Le vrai compte Twitter de Donald Trump est visible sur un téléphone mobile Android.
Le vrai compte Twitter de Donald Trump est visible sur un téléphone mobile Android. ©Getty - Omar Marques / SOPA Images / LightRocket
Le vrai compte Twitter de Donald Trump est visible sur un téléphone mobile Android. ©Getty - Omar Marques / SOPA Images / LightRocket
Le vrai compte Twitter de Donald Trump est visible sur un téléphone mobile Android. ©Getty - Omar Marques / SOPA Images / LightRocket
Publicité

Ce soir comme chaque semaine deux essais sous les feux de la critique : "L'ère du clash" de Christian Salmon (Fayard) et "Eros capital. Les lois du capitalisme amoureux" de François de Smet (Climats).

Avec

Deux livres qui se penchent chacun à leur façon sur le marché, sous des angles peu communs. D’abord par l’économie de l’attention et du pouvoir au cœur de l’Ère du clash, le dernier essai de l’écrivain Christian Salmon, publié chez Fayard. L’auteur, qui a popularisé en 2007 l’idée de storytelling, annonce ici tout bonnement la mort de cette domination du récit… et nous montre le triomphe du clash parfaitement incarné par Donald Trump. Navigant entre analyse des réseaux sociaux, de la politique et de l’entertainment, Christian Salmon fait l’éloge funèbre de la vérité. Le sujet est tout autre dans le livre de François de Smet, Eros Capital. Les lois du capitalisme amoureux publié aux éditions Climats, mais il se penche aussi sur l’évolution que constitue Internet dans l’économie du couple, sur le marché amoureux. Les sentiments comme valeur marchande… romantiques, s’abstenir.

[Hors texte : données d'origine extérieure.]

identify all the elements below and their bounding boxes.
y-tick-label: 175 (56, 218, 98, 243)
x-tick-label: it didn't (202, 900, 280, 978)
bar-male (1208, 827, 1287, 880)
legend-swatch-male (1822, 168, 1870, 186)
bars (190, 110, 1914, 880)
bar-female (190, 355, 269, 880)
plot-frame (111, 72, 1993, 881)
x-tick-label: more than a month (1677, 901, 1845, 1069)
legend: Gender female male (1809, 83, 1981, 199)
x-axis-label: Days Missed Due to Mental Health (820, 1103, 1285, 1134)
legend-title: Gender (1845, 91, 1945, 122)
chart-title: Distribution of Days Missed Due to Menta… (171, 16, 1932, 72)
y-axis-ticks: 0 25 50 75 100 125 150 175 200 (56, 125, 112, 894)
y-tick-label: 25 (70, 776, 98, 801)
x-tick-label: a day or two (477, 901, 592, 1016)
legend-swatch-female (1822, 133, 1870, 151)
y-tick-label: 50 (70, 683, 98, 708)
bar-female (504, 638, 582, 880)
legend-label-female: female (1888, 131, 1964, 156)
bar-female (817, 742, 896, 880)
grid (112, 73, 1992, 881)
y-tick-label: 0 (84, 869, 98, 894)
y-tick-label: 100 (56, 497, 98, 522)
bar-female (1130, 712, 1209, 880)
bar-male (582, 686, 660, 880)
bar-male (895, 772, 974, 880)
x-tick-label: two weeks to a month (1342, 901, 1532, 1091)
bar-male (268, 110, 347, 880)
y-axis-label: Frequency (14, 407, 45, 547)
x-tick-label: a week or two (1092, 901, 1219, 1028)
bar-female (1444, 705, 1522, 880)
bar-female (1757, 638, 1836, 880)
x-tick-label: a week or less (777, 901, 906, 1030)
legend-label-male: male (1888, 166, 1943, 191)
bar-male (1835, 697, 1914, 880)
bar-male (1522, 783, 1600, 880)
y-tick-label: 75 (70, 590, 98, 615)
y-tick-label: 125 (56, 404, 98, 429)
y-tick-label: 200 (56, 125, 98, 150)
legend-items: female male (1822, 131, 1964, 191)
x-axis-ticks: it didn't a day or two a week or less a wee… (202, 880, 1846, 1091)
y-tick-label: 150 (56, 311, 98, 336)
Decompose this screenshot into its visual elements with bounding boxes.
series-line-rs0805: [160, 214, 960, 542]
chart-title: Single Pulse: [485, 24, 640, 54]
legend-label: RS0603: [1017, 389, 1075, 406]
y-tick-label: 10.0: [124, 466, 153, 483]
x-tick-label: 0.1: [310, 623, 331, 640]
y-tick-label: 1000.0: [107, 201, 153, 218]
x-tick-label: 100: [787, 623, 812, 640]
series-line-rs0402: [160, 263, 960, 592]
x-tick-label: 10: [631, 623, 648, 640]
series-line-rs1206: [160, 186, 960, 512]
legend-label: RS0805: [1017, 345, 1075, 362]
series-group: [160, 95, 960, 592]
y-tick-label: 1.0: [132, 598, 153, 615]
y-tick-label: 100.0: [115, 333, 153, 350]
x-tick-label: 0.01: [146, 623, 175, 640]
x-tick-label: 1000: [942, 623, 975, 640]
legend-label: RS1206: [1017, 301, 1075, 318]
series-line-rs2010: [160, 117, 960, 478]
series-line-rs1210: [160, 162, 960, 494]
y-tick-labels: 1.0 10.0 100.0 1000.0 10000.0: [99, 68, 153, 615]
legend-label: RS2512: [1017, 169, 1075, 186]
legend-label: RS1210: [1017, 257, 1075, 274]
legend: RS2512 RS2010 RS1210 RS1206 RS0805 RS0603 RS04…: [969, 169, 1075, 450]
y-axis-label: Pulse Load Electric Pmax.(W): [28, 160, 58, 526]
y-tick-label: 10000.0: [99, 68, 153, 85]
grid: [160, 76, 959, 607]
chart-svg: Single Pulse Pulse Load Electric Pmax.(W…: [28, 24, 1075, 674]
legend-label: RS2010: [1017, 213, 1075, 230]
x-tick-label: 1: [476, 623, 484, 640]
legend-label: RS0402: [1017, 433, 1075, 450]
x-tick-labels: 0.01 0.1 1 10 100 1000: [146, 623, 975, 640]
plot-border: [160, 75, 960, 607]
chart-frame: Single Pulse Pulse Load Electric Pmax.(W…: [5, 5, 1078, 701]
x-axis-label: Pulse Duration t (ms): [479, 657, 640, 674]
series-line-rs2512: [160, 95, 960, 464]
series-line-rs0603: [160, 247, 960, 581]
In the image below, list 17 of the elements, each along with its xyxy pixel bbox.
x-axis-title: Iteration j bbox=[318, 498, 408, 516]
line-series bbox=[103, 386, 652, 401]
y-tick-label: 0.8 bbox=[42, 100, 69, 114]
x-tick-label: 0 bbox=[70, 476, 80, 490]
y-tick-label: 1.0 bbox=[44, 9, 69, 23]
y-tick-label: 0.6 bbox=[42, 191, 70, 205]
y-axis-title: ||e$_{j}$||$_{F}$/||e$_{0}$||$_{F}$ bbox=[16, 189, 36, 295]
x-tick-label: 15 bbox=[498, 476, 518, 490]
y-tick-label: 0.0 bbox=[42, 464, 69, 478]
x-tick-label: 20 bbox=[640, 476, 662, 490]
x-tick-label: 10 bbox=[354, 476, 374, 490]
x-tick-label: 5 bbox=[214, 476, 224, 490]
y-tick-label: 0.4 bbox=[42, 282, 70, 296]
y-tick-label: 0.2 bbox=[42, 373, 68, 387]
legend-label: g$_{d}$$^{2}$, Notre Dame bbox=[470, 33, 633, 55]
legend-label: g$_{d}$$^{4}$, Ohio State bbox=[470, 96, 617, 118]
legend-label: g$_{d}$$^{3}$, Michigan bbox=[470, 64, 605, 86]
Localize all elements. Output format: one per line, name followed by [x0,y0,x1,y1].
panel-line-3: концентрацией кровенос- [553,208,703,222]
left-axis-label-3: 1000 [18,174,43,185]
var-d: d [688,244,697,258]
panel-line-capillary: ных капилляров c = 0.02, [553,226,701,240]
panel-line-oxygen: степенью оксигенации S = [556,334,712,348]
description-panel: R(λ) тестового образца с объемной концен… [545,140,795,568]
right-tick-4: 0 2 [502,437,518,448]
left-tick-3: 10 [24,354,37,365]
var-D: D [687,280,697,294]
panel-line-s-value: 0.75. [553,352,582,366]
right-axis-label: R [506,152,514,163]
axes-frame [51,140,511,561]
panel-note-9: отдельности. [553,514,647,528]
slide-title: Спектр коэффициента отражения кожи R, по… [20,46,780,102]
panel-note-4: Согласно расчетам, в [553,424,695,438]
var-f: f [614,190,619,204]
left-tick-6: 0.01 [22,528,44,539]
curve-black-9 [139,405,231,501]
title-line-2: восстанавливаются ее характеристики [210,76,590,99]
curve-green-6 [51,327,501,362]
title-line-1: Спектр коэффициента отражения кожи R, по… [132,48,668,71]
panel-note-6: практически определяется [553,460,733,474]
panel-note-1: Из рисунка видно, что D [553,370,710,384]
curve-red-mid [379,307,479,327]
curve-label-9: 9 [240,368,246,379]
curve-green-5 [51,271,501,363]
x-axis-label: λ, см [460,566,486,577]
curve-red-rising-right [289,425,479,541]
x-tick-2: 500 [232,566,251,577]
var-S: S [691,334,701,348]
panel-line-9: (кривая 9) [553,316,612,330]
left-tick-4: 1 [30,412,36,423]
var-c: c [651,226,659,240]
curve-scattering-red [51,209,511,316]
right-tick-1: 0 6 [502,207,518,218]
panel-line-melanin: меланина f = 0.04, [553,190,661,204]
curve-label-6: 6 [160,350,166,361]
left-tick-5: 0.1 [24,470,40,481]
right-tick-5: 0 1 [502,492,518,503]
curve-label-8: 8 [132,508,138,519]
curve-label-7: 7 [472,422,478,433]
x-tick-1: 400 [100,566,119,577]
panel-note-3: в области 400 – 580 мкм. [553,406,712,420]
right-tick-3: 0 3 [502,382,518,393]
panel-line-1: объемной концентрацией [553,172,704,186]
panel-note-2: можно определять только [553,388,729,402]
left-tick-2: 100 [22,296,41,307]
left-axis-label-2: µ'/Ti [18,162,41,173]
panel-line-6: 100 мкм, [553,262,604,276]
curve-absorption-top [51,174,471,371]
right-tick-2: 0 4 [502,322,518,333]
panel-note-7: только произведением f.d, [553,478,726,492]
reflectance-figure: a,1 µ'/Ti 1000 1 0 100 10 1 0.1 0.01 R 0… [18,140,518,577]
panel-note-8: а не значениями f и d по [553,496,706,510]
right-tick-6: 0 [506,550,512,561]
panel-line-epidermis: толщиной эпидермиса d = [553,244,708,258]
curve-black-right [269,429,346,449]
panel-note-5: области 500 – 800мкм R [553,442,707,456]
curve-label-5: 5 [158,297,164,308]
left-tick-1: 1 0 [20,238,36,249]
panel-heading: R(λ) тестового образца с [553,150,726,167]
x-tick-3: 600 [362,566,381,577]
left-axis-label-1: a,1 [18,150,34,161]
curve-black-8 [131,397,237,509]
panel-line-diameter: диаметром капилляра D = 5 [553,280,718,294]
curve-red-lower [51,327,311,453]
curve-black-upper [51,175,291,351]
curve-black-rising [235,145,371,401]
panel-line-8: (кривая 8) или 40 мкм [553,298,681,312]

Christian Salmon - L’Ere du clash

Je vous propose de commencer par le livre de l’écrivain Christian Salmon, l’Ere du clash, publié chez Fayard. L’auteur est membre du Centre de Recherches sur les Arts et le Langage (CNRS) et avait fondé en 1993, avec l’appui de plus de trois cents intellectuels, le Parlement International des Écrivains. Il a collaboré à plusieurs journaux dont Libération et Le Monde et depuis 2013 il est éditorialiste pour le journal en ligne Mediapart. Ce dernier livre est présenté par l’éditeur comme la suite de « Storytelling », l’essai qui l’avait fait connaître en 2007 et dans lequel Christian Salmon décortiquait la « machine à fabriquer des histoires et à formater les esprits » : la victoire de la communication et des spins doctors.

Publicité

Suite et fin du storytelling serait-on tenté de dire puisque l’ère du clash est précisément l’ère de la fin des histoires… mortes d’avoir été trop racontées. En effet, selon Christian Salmon un ouragan emporte nos sociétés hyperconnectées et hypermédiatisées… Il ne prend plus la forme de la manipulation mais celle de la défiance, de la vérité alternative et finalement du clash. Le triomphe de l’art de raconter des histoires a entraîné le discrédit de la parole publique… et donc la situation politique actuelle. Ou plutôt là encore devrait-on dire la situation de sortie du politique.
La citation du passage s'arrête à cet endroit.